The Original Gerber Baby Has Passed Away At The Age Of 95!

Ann Turner Cook, who was known as the Gerber Baby and was immortalized in charcoal, died at the age of 95.

On Friday, June 4, the baby brand confirmed Cook’s death on Instagram.

Here’s what the company said:

“Gerber is deeply saddened by the passing of Ann Turner Cook, the original Gerber baby, whose face was sketched to become the iconic Gerber logo more than 90 years ago. We extend our deepest sympathies to Ann’s family and to anyone who had the pleasure of knowing her.”

More than 90 years ago, Cook’s face was sketched to create the renowned Gerber logo.

According to the corporate website, Cook was just four months old when the family’s neighbor, Dorothy Hope Smith, made a sketch of the cherubic baby in charcoal and submitted it to Gerber’s advertising campaign contest in 1928.

The judges were completely smitten with the simple sketch of the expressive tyke, despite the fact that more elaborate images were submitted. Cook’s radiant face, first shown in Good Housekeeping in 1928, became the official trademark of Gerber Baby food by 1931. For decades, the image appeared on a variety of Gerber products, including baby food, drink, and formula.

“Many years before becoming an extraordinary mother, teacher, and writer, her smile and expressive curiosity captured hearts everywhere and will continue to live on as a symbol for all babies,” the company said.

Cook was revealed to be the iconic Gerber baby in the late 1970s after Gerber maintained the identity of its Gerber baby a mystery for 40 years.

Cook was a Tampa English teacher who rose through the ranks to become the department chairwoman at Hillsborough High School. She graduated from Southern Methodist University with a bachelor’s degree and went on to the University of South Florida for her master’s degree. She went on to write other mystery novels after she retired. Three daughters, a son, eight grandsons, and nine great-grandchildren survive Cook. James Cook, her criminologist spouse, died in 2004.
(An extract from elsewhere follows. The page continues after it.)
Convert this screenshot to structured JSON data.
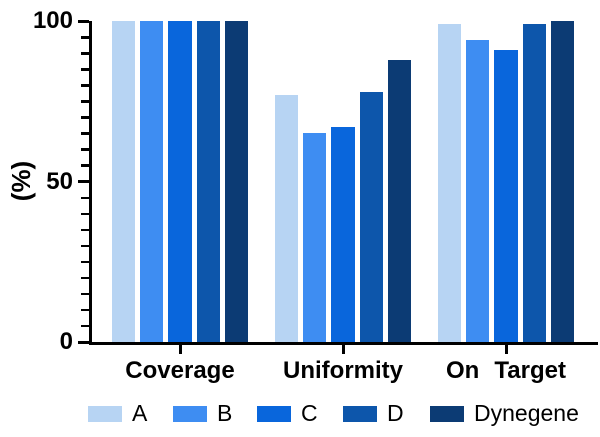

Cook told CBS Sunday Morning in 2013 that her children loved seeing their mother’s iconic face on the packaging.

She said, “My own children would go through a grocery store, and they would point to the Gerber baby food and say, ‘That’s my mother’s picture,’ to whoever was walking by.”

Cook also went on to say that was proud.

“That’s my immortality,

“I’ve become a symbol for babies, which couldn’t be anything nicer than that.”